In the National Health And Hospitals Network For Australia’s Future, the Government recognizes two pressing problems in health care financing and administration – fragmentation of services, leading to cost and blame shifting, and our country’s high rate of hospitalization, resulting, in part, from a lack of integration between primary care and hospital care.
On this latter point, the report finds:
The Australian Institute of Health and Welfare has estimated that potentially
preventable hospitalisations represented 9.3% of all hospitalisations in
2007-08. This equates to approximately 441,000 hospitalisations in public
hospitals, with an average cost of about $4,230 per episode of care.
What that means is that if the Government can get primary care to take the load off hospitals, there could be a saving in hospital costs of almost $2 billion a year.
Just how the Commonwealth will integrate primary care and hospital care, however, is not
clear. Local Hospital Networks will integrate regional hospitals, but they will be responsible for hospital care only. The only reference to their wider integration role is that they “will be obliged to work with local primary health care providers”.
It is notable that the Commonwealth is to fund 60 percent of the “efficient” price of hospital care, leaving the states to pick up the balance and any gap between the “efficient” price and actual costs. In other words, the Commonwealth is taking responsibility for funding, but is taking less responsibility for managing. This is similar to its Medicare reimbursements, which leaves consumers paying the open-ended gap.
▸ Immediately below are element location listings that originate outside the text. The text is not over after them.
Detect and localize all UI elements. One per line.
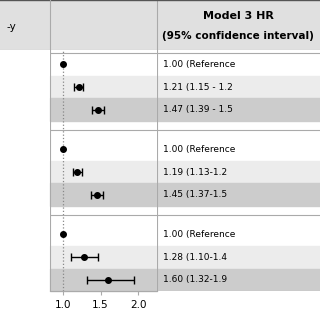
Bar bbox=[50, 246, 157, 268]
Text: (95% confidence interval): (95% confidence interval) bbox=[163, 31, 314, 41]
Bar bbox=[157, 138, 320, 161]
Bar bbox=[157, 246, 320, 268]
Bar bbox=[50, 268, 157, 291]
Text: Model 3 HR: Model 3 HR bbox=[203, 11, 274, 21]
Bar bbox=[157, 76, 320, 98]
Bar bbox=[50, 53, 157, 76]
Bar bbox=[157, 161, 320, 183]
Bar bbox=[157, 98, 320, 121]
Text: 1.19 (1.13-1.2: 1.19 (1.13-1.2 bbox=[163, 168, 228, 177]
Bar bbox=[50, 138, 157, 161]
Text: 1.00 (Reference: 1.00 (Reference bbox=[163, 60, 236, 69]
Text: 1.00 (Reference: 1.00 (Reference bbox=[163, 145, 236, 154]
Text: 1.47 (1.39 - 1.5: 1.47 (1.39 - 1.5 bbox=[163, 105, 233, 114]
Bar bbox=[50, 98, 157, 121]
Bar bbox=[50, 161, 157, 183]
Bar bbox=[157, 183, 320, 206]
Bar bbox=[157, 223, 320, 246]
Bar bbox=[50, 76, 157, 98]
Text: 1.21 (1.15 - 1.2: 1.21 (1.15 - 1.2 bbox=[163, 83, 233, 92]
Text: 1.28 (1.10-1.4: 1.28 (1.10-1.4 bbox=[163, 253, 227, 262]
Text: -y: -y bbox=[6, 22, 16, 32]
Bar bbox=[50, 183, 157, 206]
Bar bbox=[157, 268, 320, 291]
Text: 1.45 (1.37-1.5: 1.45 (1.37-1.5 bbox=[163, 190, 228, 199]
Text: 1.00 (Reference: 1.00 (Reference bbox=[163, 230, 236, 239]
Bar bbox=[157, 53, 320, 76]
Bar bbox=[50, 223, 157, 246]
Text: 1.60 (1.32-1.9: 1.60 (1.32-1.9 bbox=[163, 275, 228, 284]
It is still only in the Pharmaceutical Benefits Scheme where we see the Commonwealth exercising strong price control, guided by cost-benefit assessment.
The Commonwealth may be overselling the virtues of combining funding streams. Even if all or most of government funding comes from the Commonwealth, it will still be allocated into different programs, as it is now. For at least 35 years the Commonwealth has funded the Medical Benefits Scheme and the Pharmaceutical Benefits Scheme, but they operate as separate programs, with different payment methods and different structures of consumer co-payments. The inconsistencies in levels and types of co-payments lead to consumer confusion, and tend to direct consumers to services with lower co-payments rather than the most cost-efficient services. It is disappointing that this problem is not
addressed. Jennifer Doggett’s recent paper for the Centre for Policy Development outlines clear and simple solutions to the co-payments mess.
Another issue left in the “too hard” tray is the funding of private hospitals. Although they
provide 40% of all hospital episodes of care, they are outside the mainstream of health care funding. Funding of private hospital care is disjointed, some coming through private insurance, some through the Medical Benefits Scheme, some through the Pharmaceutical Benefits Scheme and the balance through co-payments. There is no reason why they should not be brought into the same integrated funding scheme as public hospitals, on a competitive basis. That would reduce our dependence on private insurance – an expensive and inequitable way to share health care costs – and would mean all Australians, regardless of means, would have access to the same hospital facilities, private or public, consistent with the Government’s policy of social inclusion.
To its credit, however, the Commonwealth, while drawing on many of the commonsense
recommendations of the National Health and Hospitals Reform Commission, has wisely ignored two of the Commission’s more outrageous suggestions – its “Denticare” plan, which would have seen tax funding for dental care churned through private insurance, and its “Medicare Select” option, which would have entrenched private insurance as a paternalistic bureaucracy between consumers and health care providers.
It’s a promising start, but there is still more to be done.